Voici…my March reads:
I stumbled across this book and thought it was one of the best leadership books I’ve read. My favourite leadership lessons are from Shackleton, but now it might be Bram Connolly! This isn’t your typical ‘military person teaches you life lessons’ book – it is relatable and applicable for people of all walks of life. You’ll find my key takeaways in Leadership lessons from a Commando
I haven’t read too many health books so I don’t have much by way of comparison however this book explores weight loss from the angle of habit formation. The style is casual and funny, and Oonagh Duncan well and truly calls you out on your own bulls**t thoughts.
Having good habits is the health equivalent of a sensible financial plan that involves saving a little bit every day and then letting the compound interest do its freaking job.
The formula is simple enough: fill half your plate with veggies, get 7+ hours of sleep, ditch (or limit?) booze, control your portions, meal prep, meditation & regular exercise.
I think the most positive female health message this book brings is that you have to be happy with yourself no matter what stage of your health or fitness journey you’re in. The end goal is the same no matter what: happiness.
As a direct result of this book I now walk home from Balmain East ferry, so for that I’m happy. Whilst I do think this book is skewed more towards people looking to lose a bunch of weight, I still found it to be an interesting and enjoyable read.
Invent and Wander: The Collected Writings of Jeff Bezos – Jeff Bezos & Walter Isaacson
I had an interesting conversation with some ex-colleagues the other night. We all agreed on one thing: the organisation we worked for had leaders who were exceptional at communicating the vision and making us feel like we were part of something bigger than ourselves. Reading through Jeff Bezos’ shareholder letters, it’s obvious he has a gift for story telling but it runs deeper than that. He can bring a vision to life and make anyone believe in it.
The criticism I do have of this book is that it was repetitive. The shareholder letters have some repetition which is to be expected given they are written a year apart and require context. The introduction drew me in, only to realise that the last third of the book was a repeat of it.
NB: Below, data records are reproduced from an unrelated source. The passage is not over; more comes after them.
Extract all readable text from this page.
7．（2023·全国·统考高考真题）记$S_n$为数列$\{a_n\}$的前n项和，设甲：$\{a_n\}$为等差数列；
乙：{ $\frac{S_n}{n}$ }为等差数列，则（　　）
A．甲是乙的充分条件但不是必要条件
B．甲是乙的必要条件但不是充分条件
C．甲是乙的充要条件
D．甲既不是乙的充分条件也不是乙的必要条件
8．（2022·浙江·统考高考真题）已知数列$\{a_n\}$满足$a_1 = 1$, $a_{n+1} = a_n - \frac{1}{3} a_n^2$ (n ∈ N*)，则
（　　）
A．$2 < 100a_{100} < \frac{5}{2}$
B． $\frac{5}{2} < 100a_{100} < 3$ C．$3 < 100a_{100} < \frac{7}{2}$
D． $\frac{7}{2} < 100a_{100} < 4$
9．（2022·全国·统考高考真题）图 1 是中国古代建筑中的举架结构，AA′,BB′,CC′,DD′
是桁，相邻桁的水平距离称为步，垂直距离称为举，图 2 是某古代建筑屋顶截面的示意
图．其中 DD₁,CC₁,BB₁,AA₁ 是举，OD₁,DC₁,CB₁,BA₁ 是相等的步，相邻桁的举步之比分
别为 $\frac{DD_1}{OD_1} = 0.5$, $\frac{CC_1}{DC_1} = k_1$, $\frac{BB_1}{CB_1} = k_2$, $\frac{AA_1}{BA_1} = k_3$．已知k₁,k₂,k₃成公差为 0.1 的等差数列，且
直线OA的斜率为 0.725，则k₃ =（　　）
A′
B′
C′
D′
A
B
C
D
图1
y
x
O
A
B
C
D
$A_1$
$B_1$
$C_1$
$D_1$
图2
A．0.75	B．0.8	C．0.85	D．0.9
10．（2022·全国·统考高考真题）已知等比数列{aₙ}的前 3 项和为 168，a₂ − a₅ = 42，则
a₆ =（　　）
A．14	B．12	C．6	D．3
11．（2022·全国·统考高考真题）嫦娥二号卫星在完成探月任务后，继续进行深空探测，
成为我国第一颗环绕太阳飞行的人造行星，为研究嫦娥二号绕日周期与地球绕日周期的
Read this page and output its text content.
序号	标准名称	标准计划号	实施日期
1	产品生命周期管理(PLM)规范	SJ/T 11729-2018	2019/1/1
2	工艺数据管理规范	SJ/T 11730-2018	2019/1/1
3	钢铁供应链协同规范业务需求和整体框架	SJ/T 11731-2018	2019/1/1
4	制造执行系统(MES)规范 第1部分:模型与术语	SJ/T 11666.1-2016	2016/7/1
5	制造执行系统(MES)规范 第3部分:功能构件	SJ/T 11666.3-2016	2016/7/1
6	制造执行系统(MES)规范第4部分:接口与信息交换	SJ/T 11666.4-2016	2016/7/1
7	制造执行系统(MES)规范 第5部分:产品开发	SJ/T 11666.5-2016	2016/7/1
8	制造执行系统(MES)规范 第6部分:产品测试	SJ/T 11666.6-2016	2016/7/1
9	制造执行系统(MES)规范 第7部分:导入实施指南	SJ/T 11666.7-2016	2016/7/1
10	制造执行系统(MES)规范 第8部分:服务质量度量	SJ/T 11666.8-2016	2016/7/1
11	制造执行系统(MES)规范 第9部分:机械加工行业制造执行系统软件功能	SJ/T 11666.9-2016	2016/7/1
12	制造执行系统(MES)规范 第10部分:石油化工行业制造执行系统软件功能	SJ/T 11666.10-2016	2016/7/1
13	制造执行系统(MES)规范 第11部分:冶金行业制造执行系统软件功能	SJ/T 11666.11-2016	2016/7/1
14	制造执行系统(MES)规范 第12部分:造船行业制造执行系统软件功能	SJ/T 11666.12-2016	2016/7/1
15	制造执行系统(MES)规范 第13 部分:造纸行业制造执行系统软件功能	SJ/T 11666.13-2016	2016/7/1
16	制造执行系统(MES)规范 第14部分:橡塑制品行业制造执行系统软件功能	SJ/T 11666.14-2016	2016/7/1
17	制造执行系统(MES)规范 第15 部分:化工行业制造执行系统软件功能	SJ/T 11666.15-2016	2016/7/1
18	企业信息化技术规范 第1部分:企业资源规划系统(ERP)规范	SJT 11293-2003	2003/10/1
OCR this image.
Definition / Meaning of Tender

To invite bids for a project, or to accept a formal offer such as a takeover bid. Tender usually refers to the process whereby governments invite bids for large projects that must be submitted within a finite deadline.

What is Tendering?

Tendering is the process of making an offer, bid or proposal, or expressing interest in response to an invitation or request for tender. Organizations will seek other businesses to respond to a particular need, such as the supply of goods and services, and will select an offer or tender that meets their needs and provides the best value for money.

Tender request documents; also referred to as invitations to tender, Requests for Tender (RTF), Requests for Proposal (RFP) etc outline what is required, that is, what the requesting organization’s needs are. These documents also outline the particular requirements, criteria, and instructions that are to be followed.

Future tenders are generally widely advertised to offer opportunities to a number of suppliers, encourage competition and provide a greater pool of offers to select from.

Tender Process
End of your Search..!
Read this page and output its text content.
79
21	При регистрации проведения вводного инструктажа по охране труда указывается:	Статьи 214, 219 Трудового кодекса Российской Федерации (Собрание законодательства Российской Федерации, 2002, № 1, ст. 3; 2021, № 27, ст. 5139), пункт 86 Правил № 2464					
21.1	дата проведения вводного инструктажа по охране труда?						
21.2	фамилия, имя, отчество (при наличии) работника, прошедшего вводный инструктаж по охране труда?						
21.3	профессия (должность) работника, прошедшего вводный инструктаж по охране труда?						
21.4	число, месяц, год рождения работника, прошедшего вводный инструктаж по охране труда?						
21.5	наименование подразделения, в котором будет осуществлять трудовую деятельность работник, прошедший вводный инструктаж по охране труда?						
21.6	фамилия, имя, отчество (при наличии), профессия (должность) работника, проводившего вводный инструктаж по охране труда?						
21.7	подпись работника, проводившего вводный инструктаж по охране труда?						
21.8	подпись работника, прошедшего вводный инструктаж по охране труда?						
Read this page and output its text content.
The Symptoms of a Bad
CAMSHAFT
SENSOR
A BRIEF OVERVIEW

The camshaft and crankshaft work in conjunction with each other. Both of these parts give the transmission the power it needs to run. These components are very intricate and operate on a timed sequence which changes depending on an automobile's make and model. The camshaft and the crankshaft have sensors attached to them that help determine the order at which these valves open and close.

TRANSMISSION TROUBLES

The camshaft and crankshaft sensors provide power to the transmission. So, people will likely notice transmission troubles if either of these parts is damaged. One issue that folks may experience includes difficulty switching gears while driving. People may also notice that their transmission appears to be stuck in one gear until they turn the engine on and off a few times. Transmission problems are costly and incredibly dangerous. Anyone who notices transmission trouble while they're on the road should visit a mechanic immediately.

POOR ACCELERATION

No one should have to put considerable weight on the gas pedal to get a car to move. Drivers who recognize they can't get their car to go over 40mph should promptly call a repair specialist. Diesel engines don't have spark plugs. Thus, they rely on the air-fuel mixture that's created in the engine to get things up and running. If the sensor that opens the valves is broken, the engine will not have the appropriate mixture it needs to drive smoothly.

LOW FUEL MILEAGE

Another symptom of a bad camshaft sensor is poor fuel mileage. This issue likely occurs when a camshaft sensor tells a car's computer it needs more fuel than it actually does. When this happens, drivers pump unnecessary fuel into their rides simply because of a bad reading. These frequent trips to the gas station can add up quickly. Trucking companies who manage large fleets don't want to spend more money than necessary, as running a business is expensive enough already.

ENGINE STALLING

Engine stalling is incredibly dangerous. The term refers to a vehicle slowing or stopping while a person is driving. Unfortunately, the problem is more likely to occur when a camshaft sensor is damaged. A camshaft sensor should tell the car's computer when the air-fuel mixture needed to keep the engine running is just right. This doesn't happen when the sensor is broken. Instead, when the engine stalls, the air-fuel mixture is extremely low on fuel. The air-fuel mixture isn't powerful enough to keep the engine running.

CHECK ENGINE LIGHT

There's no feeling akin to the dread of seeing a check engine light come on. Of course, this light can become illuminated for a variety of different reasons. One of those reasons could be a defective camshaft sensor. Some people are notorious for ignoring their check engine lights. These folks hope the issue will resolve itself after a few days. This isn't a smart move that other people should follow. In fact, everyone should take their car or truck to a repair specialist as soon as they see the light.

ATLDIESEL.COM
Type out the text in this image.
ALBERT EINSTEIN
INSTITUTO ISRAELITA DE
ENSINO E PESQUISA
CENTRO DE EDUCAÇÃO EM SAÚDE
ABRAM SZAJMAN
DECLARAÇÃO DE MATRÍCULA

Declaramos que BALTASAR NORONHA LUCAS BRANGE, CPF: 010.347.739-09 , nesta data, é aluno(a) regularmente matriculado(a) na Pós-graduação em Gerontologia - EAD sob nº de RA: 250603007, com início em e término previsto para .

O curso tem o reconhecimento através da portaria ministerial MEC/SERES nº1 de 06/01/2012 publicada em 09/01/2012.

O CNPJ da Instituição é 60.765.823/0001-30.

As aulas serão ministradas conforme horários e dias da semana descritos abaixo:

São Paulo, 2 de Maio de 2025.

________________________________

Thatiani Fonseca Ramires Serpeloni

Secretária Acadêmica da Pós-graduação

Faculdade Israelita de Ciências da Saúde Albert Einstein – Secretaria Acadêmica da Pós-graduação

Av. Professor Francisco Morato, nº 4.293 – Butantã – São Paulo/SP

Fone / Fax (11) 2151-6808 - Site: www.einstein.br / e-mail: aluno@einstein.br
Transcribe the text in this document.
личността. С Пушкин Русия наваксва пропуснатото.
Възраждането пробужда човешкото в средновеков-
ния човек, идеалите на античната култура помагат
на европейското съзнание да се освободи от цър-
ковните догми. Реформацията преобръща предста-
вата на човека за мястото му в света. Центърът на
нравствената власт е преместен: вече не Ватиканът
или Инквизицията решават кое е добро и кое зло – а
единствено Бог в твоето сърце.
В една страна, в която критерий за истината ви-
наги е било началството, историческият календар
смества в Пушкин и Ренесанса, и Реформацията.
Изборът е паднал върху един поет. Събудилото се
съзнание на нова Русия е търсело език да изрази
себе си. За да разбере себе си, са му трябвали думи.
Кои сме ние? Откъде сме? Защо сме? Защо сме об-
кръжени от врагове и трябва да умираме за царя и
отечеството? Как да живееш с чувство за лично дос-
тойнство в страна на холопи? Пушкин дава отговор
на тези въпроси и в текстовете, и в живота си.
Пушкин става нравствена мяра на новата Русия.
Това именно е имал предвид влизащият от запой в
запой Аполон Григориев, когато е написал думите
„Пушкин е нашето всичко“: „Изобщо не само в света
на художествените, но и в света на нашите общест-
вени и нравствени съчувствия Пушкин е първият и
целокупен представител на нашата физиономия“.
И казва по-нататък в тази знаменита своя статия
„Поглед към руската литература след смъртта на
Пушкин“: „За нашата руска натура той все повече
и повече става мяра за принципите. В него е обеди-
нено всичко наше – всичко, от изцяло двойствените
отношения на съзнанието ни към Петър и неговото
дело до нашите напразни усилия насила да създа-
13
There was no new information. I still rated this 5 stars because I got so much out of it, I’m willing to overlook this.
Smart people are a dime a dozen and often don’t amount to much. What counts is being creative and imaginative. That’s what makes someone a true innovator.
It’s on my backlog to write a more detailed post about this one, as the lessons in it are particularly relevant to any product manager.